Però, lasciatemi dire una cosa: tutti ci saremmo risparmiati questi pipponi sul voto, queste analisi e questi scenari, se solo fosse accaduta una cosa che in tanti si aspettavano, compresi gli interessati: se in Puglia avesse vinto Fitto col centro-destra e avesse perso EmiIiano a cui gli avevano sparato contro candidati grillini, candidati renzini – d’ora in poi vista la consistenza si adotti il diminutivo – come quello Scalfa/rotto.
E che aveva contro di lui il declino verticale di una regione fino a ieri ammirata e invidiata: la morte degli ulivi e delle campagne, la tragedia di Taranto, il crollo della Banca popolare di Bari, il crollo dell’industria – prima dell’Ilva, la Stanic di Bari, il Petrolchimico a Brindisi, l’Enichem a Manfredonia – più una serie di sciagure ferroviarie e sociali. C’erano tutte le condizioni per un cambio di guardia.

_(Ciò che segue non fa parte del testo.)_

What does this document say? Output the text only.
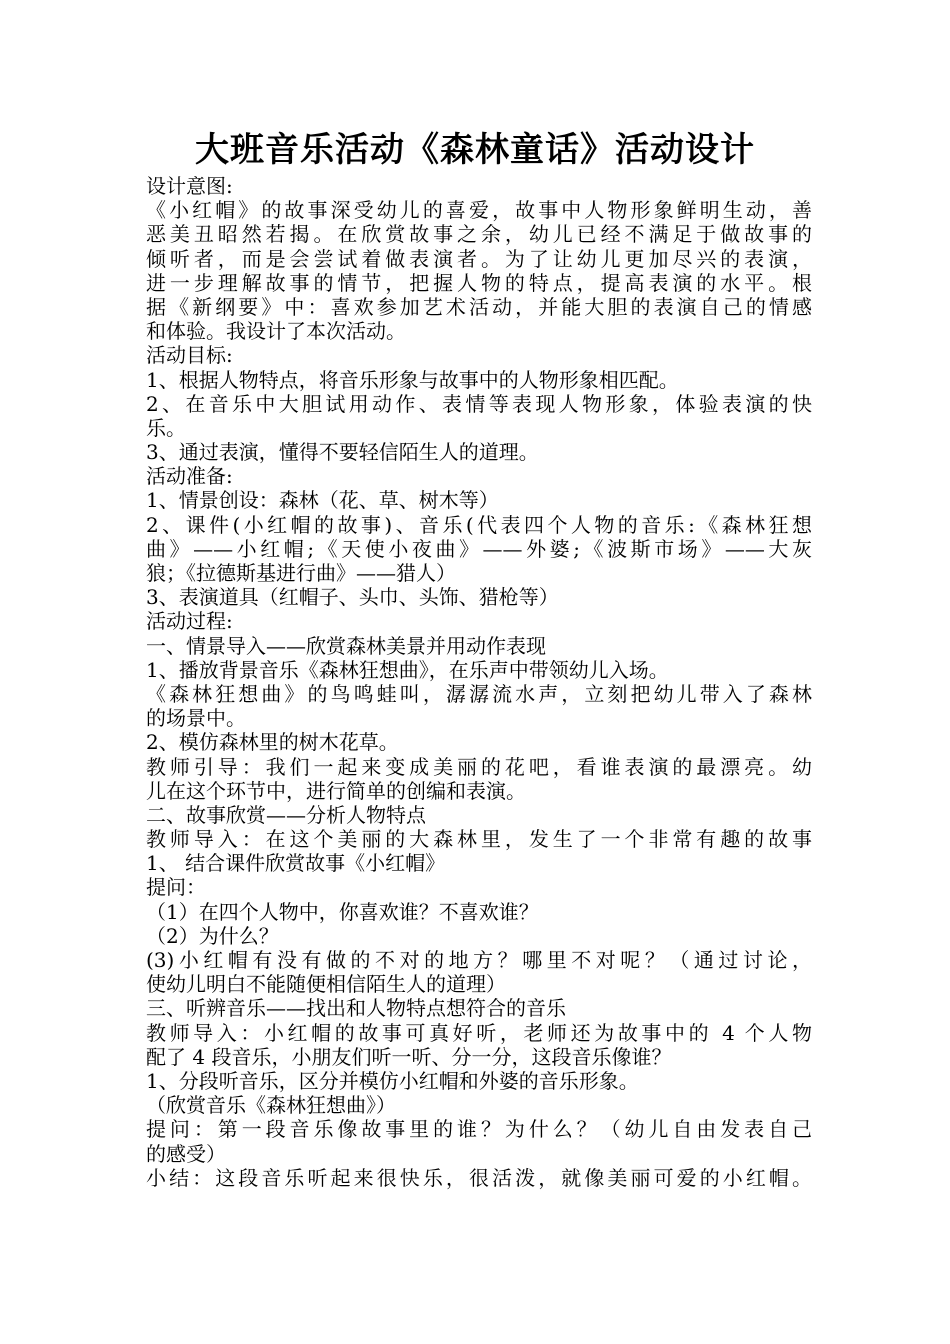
大班音乐活动《森林童话》活动设计
设计意图:
《小红帽》的故事深受幼儿的喜爱，故事中人物形象鲜明生动，善
恶美丑昭然若揭。在欣赏故事之余，幼儿已经不满足于做故事的
倾听者，而是会尝试着做表演者。为了让幼儿更加尽兴的表演，
进一步理解故事的情节，把握人物的特点，提高表演的水平。根
据《新纲要》中：喜欢参加艺术活动，并能大胆的表演自己的情感
和体验。我设计了本次活动。
活动目标:
1、根据人物特点，将音乐形象与故事中的人物形象相匹配。
2、在音乐中大胆试用动作、表情等表现人物形象，体验表演的快
乐。
3、通过表演，懂得不要轻信陌生人的道理。
活动准备:
1、情景创设：森林（花、草、树木等）
2、课件(小红帽的故事)、音乐(代表四个人物的音乐:《森林狂想
曲》——小红帽;《天使小夜曲》——外婆;《波斯市场》——大灰
狼；《拉德斯基进行曲》——猎人）
3、表演道具（红帽子、头巾、头饰、猎枪等）
活动过程:
一、情景导入——欣赏森林美景并用动作表现
1、播放背景音乐《森林狂想曲》，在乐声中带领幼儿入场。
《森林狂想曲》的鸟鸣蛙叫，潺潺流水声，立刻把幼儿带入了森林
的场景中。
2、模仿森林里的树木花草。
教师引导：我们一起来变成美丽的花吧，看谁表演的最漂亮。幼
儿在这个环节中，进行简单的创编和表演。
二、故事欣赏——分析人物特点
教师导入：在这个美丽的大森林里，发生了一个非常有趣的故事
1、 结合课件欣赏故事《小红帽》
提问：
（1）在四个人物中，你喜欢谁？不喜欢谁？
（2）为什么？
(3)小红帽有没有做的不对的地方？哪里不对呢？（通过讨论，
使幼儿明白不能随便相信陌生人的道理）
三、听辨音乐——找出和人物特点想符合的音乐
教师导入：小红帽的故事可真好听，老师还为故事中的 4 个人物
配了 4 段音乐，小朋友们听一听、分一分，这段音乐像谁？
1、分段听音乐，区分并模仿小红帽和外婆的音乐形象。
（欣赏音乐《森林狂想曲》）
提问：第一段音乐像故事里的谁？为什么？（幼儿自由发表自己
的感受）
小结：这段音乐听起来很快乐，很活泼，就像美丽可爱的小红帽。
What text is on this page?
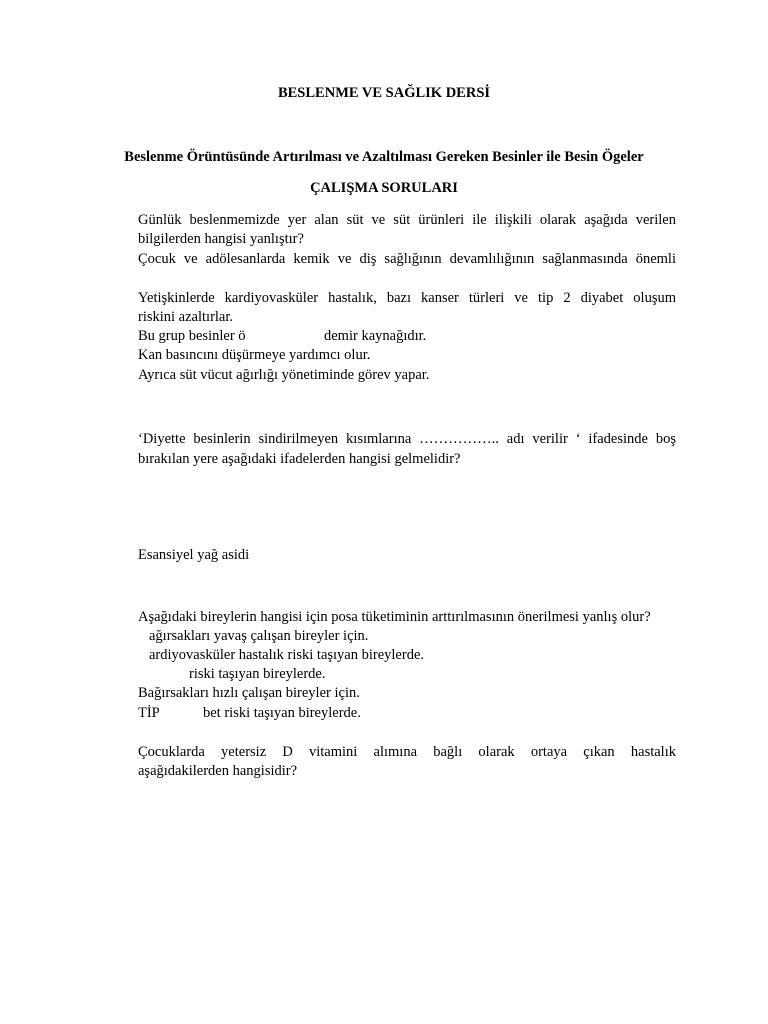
BESLENME VE SAĞLIK DERSİ
Beslenme Örüntüsünde Artırılması ve Azaltılması Gereken Besinler ile Besin Ögeler
ÇALIŞMA SORULARI
Günlük beslenmemizde yer alan süt ve süt ürünleri ile ilişkili olarak aşağıda verilen
bilgilerden hangisi yanlıştır?
Çocuk ve adölesanlarda kemik ve diş sağlığının devamlılığının sağlanmasında önemli
Yetişkinlerde kardiyovasküler hastalık, bazı kanser türleri ve tip 2 diyabet oluşum
riskini azaltırlar.
Bu grup besinler ö	demir kaynağıdır.
Kan basıncını düşürmeye yardımcı olur.
Ayrıca süt vücut ağırlığı yönetiminde görev yapar.
‘Diyette besinlerin sindirilmeyen kısımlarına …………….. adı verilir ‘ ifadesinde boş
bırakılan yere aşağıdaki ifadelerden hangisi gelmelidir?
Esansiyel yağ asidi
Aşağıdaki bireylerin hangisi için posa tüketiminin arttırılmasının önerilmesi yanlış olur?
ağırsakları yavaş çalışan bireyler için.
ardiyovasküler hastalık riski taşıyan bireylerde.
riski taşıyan bireylerde.
Bağırsakları hızlı çalışan bireyler için.
TİP	bet riski taşıyan bireylerde.
Çocuklarda yetersiz D vitamini alımına bağlı olarak ortaya çıkan hastalık
aşağıdakilerden hangisidir?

E c’era l’antica tradizione moderata, conservatrice, destrorsa della Puglia, e la solitudine di Emiliano in fondo sopportato dallo stesso Pd perché fuori dalle righe, anzi fuori formato. Non come l’immaginifico De Luca, ma quasi. Fitto poi era un candidato rassicurante, per bene, di esperienza e competenza, lo ha riconosciuto pure Emiliano, una persona per bene anche se gli ayatollah giustizialisti lo trattavano come un delinquente.

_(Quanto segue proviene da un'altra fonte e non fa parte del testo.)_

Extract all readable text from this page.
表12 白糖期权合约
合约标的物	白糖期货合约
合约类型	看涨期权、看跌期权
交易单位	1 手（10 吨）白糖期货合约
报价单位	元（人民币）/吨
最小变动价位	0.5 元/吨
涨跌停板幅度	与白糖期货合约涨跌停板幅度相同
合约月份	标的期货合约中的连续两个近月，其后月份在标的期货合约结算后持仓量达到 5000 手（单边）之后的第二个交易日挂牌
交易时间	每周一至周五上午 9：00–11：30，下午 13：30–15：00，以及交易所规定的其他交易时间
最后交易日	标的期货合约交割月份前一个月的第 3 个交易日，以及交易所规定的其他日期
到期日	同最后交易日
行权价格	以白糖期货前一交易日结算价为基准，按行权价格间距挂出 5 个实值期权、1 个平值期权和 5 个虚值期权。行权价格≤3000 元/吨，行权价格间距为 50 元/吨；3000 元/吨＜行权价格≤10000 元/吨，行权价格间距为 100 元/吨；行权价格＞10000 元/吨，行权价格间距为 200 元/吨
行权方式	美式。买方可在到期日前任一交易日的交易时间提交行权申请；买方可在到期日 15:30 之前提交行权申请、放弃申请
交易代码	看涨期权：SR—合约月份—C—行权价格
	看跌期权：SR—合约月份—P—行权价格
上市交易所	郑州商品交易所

Se, come dicevano i sondaggi pubblici e più ancora quelli sommersi, avesse vinto Fitto, oggi la sinistra non canterebbe vittoria, Conte non alzerebbe la cresta, non si parlerebbe di stop al centro-destra. Il 4 a 2 sarebbe stato il risultato che tutti in fondo si aspettavano, anche a sinistra. La spallata in Toscana era un sogno troppo bello per il centro-destra, ma qui la sinistra marca il territorio come solo in Emilia e Romagna, fa pressione, controlla i seggi, insomma è un potere radicato. Non dirò mafioso, ma radicato come il vecchio Pci. Ha ancora un apparato, una rete di interessi, è difficile da espugnare. Magari ti riesce in un comune, ma non quando la partita investe Firenze e l’intero granducato. E poi quella concorrente…
Ma la Puglia no. Era una sfida aperta e l’esito, visto il clima, sembrava in favore di Fitto. Qui è intervenuto il Mistero di San Nicola, il Santo protettore di Bari. Da quindici anni, ormai, si ripropone la sfida Bari-Lecce e alla fine San Nicola vince su Sant’Oronzo, patrono leccese. La rivalità non solo calcistica tra le due città è nota; ma nota è pure la diversità delle Puglie, che sono almeno tre. Dal punto di vista etnico possiamo dire che i peuceti e i dauni uniti hanno sconfitto i messapi, la Puglia salentina soccombe, per inferiorità numerica, all’altra Puglia. Non ho sottomano i dati precisi, ma è una scena che si ripete.
I candidati leccesi, Fitto o i fittiani, perdono sempre con i Vendola e gli Emiliano, anche per questo dato geografico. Non riesco a trovare spiegazioni migliori. Sì, Fitto non scalda, soprattutto chi viene dalla fiamma; in fondo è democristiano nell’anima, è un notabile; sa amministrare, non ha mai avuto colpi d’ala o colpi di testa; è persona corretta, salvo le pretese egemoniche e campanilistiche del notabile, è rigoroso nei conti, e pure onesto, checché ne dicano; ma non sa comunicare, non riempie la scena come quell’armadio a quattro ante e quattro stagioni di Michele Emiliano, l’Istrione, il Profeta della Cozza Pelosa. E gli ex voto cantano per lui “il braccio di Santo Michele come mi odora come mi odora”…
Tutto, alla fine, si è giocato a Bari. Il dato che ha fatto cambiare le carte e le interpretazioni è quello pugliese. Poi, magari, anche in quel caso non sarebbe cambiato nulla, col 4 a 2 non sarebbe venuto giù il governo, l’alleanza grillo-sinistra, e il resto. Alla fine ha prevalso, per la quarta volta consecutiva, il Mistero Fitto di San Nicola.